Jürgen Krampf möchte von Angela Merkel wissen, warum er Rundfunkgebühren zahlen soll, nur weil er ein empfangsfähiges Rundfunkgerät besitzt, aber kein öffentlich-rechtliches Programm nutzen will. Und dann setzt er mit einem Augenzwinkern nach: "Kann ich auch Kindergeld beantragen? Habe zwar keine Kinder aber das Gerät hierzu wäre vorhanden."
Auch weniger unterhaltsame aber dennoch brennende Fragen zu Hartz IV, zur Familienpolitik oder zum Euro-Rettungsschirm gehen regelmäßig an die Kanzlerin. Und an alle anderen 619 Abgeordnete des deutschen Bundestags.

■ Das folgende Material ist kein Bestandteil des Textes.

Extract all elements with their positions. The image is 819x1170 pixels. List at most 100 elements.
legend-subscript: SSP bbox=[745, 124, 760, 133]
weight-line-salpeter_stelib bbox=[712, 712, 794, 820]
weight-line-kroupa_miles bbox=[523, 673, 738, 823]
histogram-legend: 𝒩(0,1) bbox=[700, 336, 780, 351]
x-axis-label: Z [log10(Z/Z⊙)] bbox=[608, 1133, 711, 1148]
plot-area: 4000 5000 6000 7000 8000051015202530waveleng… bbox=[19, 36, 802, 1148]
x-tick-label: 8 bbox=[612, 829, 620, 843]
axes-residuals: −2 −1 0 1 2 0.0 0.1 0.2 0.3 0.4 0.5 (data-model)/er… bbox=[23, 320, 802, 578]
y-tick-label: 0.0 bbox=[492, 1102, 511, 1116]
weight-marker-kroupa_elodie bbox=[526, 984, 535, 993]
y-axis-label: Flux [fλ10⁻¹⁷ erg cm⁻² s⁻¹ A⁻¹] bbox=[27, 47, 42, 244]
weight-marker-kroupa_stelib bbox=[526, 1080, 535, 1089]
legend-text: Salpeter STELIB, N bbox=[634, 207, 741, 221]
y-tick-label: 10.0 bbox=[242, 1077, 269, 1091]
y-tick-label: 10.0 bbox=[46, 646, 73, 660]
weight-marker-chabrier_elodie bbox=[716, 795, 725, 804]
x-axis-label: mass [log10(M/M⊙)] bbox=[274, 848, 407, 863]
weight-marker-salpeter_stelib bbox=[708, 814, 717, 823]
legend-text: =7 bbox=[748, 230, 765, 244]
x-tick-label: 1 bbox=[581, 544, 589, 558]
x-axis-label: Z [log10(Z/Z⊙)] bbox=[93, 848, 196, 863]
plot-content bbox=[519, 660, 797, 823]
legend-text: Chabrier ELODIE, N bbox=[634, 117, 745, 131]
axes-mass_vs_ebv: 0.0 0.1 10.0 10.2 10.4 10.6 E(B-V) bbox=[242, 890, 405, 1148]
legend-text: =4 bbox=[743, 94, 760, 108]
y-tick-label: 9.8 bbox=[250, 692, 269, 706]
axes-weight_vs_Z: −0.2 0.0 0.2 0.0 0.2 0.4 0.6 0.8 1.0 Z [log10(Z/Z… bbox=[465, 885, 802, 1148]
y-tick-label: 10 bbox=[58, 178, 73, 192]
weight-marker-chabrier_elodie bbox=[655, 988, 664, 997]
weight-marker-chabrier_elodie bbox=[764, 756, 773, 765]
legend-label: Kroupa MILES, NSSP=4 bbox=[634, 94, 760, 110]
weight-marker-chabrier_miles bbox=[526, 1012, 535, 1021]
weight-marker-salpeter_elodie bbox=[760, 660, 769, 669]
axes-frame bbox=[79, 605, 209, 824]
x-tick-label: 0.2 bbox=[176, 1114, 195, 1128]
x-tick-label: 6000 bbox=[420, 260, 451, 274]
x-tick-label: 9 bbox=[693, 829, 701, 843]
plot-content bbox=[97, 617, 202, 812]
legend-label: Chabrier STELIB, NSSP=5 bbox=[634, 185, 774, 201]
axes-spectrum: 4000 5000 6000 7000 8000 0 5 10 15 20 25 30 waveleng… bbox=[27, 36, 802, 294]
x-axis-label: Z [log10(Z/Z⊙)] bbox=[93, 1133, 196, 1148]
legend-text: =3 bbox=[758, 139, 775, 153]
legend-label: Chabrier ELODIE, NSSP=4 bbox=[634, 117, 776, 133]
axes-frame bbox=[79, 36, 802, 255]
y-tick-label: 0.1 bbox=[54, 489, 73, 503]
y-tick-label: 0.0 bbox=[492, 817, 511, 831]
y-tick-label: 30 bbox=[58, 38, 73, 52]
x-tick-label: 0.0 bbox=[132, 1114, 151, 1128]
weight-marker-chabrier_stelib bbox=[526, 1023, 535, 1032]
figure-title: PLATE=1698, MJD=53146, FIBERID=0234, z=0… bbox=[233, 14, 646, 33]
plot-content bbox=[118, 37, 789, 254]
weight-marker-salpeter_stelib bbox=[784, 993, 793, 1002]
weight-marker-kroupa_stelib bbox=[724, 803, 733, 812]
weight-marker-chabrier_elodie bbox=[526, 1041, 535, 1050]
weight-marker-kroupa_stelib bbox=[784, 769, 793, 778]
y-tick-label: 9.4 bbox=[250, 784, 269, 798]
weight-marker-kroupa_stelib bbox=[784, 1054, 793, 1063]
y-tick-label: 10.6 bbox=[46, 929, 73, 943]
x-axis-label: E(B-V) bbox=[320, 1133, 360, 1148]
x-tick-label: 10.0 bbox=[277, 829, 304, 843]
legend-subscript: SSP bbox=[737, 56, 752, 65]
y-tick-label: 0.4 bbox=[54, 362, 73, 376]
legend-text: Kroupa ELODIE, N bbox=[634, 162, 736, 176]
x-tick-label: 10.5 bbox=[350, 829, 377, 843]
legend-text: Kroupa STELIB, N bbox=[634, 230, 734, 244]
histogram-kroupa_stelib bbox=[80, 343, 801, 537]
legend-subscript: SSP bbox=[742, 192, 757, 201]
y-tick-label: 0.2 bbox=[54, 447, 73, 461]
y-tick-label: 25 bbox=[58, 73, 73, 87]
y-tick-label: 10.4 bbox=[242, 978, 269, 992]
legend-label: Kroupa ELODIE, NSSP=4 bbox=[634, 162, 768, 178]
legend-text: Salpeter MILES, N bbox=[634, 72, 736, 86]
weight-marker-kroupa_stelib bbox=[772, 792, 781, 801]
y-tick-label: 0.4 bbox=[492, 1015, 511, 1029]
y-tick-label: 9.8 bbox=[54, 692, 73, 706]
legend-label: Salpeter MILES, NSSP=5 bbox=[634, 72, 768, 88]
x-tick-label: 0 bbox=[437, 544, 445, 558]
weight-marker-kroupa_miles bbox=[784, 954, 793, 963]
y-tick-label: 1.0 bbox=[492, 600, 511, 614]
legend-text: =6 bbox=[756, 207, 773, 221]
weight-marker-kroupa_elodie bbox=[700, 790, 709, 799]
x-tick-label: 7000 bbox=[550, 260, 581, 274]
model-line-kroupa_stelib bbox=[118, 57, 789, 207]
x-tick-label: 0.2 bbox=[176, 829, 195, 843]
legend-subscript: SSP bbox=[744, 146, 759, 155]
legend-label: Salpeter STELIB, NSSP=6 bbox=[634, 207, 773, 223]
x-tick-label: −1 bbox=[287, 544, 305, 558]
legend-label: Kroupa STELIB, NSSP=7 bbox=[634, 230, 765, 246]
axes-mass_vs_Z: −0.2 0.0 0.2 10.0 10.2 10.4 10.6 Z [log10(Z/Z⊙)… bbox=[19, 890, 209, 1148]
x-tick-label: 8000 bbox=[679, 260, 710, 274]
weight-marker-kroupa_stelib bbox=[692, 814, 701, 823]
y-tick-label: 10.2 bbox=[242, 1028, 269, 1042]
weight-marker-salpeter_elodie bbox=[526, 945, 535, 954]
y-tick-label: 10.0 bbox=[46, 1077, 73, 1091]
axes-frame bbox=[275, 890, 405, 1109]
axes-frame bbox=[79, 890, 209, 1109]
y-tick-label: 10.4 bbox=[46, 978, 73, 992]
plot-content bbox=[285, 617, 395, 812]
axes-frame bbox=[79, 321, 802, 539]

Nachzulesen ist das auf www.abgeordnetenwatch.de. Hier gibt es die Möglichkeit für Bürgerinnen und Bürger, sich mit Fragen, Anliegen und Vorschlägen direkt an die Bundestagsabgeordneten zu wenden. Moderiert wird das Ganze natürlich auch: Ein Team von 15 Studenten und Studentinnen liest jede eingehende Anfrage durch und gibt sie dann frei. Allerdings nur, wenn sowohl Fragen als auch Antworten dem Kodex entsprechen: Keine Beleidigungen, keine Fragen nach dem Privatleben, kein Gewalt verherrlichender Inhalt, keine anonymen Anfragen. Dennoch bekommen die Politiker alles zugesandt – auch die nicht veröffentlichten Anfragen. "Das gibt den Politikern ein gutes Bild von der Stimmungslage", erklärt Gregor Hackmack, einer der Initiatoren der Website. "Sie bekommen das sozusagen zur Kenntnis mitgeliefert, damit sie wissen, womit wir sie auf der Seite verschont haben."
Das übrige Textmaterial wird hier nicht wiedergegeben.